Besides being tasty, edible flowers have noted health benefits as well. This is great to keep in mind if you’re looking for natural remedies for aches, pains, migraines, and more. Below are some flowers and their corresponding health treatments:
- Feverview for migraines and muscle tension
- Dandelions for appetite loss, stomach issues, gas, gallstones, pain in the joints, eczema, and even constipation
- Pansies for arthritis, skin problems, asthma, high blood pressure, and even epilepsy
- Lavender for eye and skin health
- Coriander for blood clotting and heart protection
- Chamomile for anxiety and mental health
- Rose for indigestion, constipation, urinary problems, stress, headaches, and arthritis
- Yucca for immune systems, improve heart health, aid digestion, reduce cholesterol levels, ease arthritis, and more
Edible flowers are sustainable for both the environment and your wallet. By pulling from your own garden instead of the grocery store, you’ll be eliminating the amount of waste associated with industrial farming. You will also be reducing your carbon footprint since vegetables have notably lower production consequences within the environment compared to meats. If you’re not a vegetarian, even replacing one meal per week that conventionally has meat with a product from your garden will be positively contributing to the earth.
Utilizing edible flowers is also financially beneficial. For instance, a dozen roses typically cost around $10, whereas a pack of rose seeds (which can yield at least 2x the number of flowers) only costs a few dollars.
For the most part, edible flowers have an annual growing cycle and thrive one season per year. Although the best growing conditions may vary slightly from plant to plant, it is typically best to seed your edible flowers when they can maximize the amount of sunlight in well-drained soil. Be sure to perform research on the exact seeds you’ll be using to learn more about the optimal growing conditions to maximize each of your seeds.
Since you’ll most likely be consuming these seeds, is also vital that they’re only grown with organic products. Do not contaminate your plants with artificial and chemical-filled products like pesticides because those toxins will ultimately make their way into your body.

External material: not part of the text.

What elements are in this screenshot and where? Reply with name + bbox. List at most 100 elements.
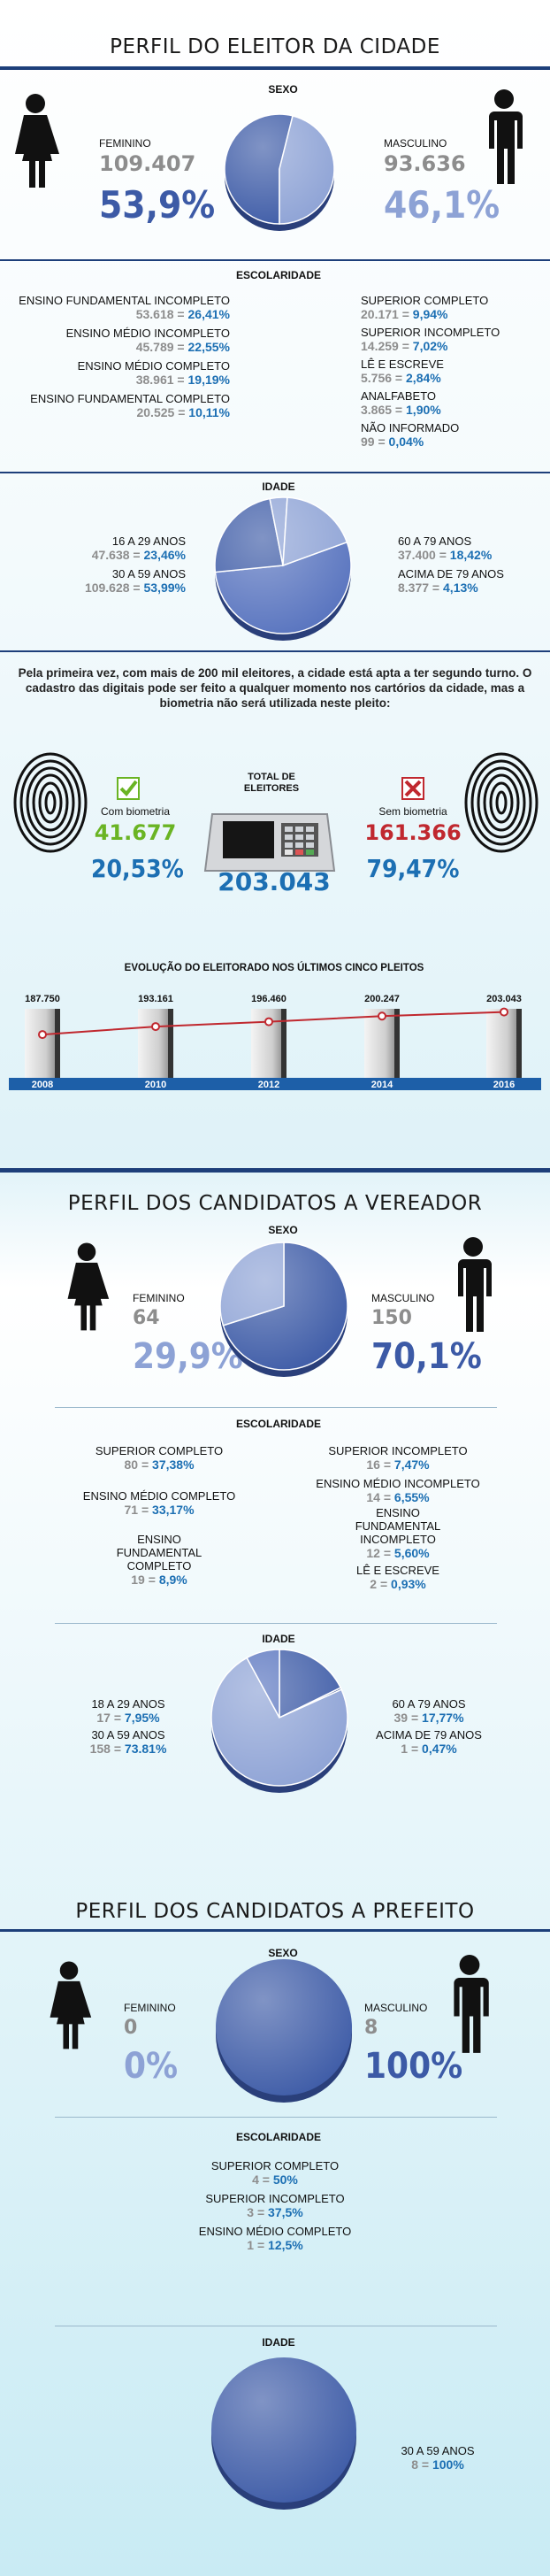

It’s best to use organic methods like all-natural fertilizer or compost to provide nutrients to your seeds.
It’s extremely important to familiarize yourself with your plants before making the decision to consume them. There are many plants that appear similar to edible flowers that are not safe for eating. Be sure that if you are cooking with any natural plants found outside, you are absolutely certain what those plants are and if they are healthy to digest.
Also, perform research on which parts of your plant are meant to be eaten. Oftentimes, only the petals or leaves of a given seed is able to be consumed, including roses, calendulas, tulips, chrysanthemums, yucca, and lavender.
Beneficial for All Involved!
Ultimately, edible flowers can have a great impact on your garden, kitchen, and body. You can contact the full-service landscape and lawn maintenance company to do the job for you. There is an abundance of websites dedicated to practical ways to implement these flowers into your cooking, baking, and bartending. If you’re not looking to necessarily eat your plants, many flowers can also be used for decoration, crafting projects, and more.
By introducing edible flower seeds to your garden, you’ll be making a positive impact on the microclimate of your backyard and the decreased carbon footprint on the greater environment. You’ll also benefit your spendings and eliminate the costly weight that purchasing edible flowers can have on your grocery store budget.
For the next growing season, think about planting edible flowers for yourself, if nothing else. Not only can they treat minor health ailments, but having the opportunity to grow them, cook or bake with them, and spend time tending the seeds in your garden can be a positive contributor towards your general health and happiness.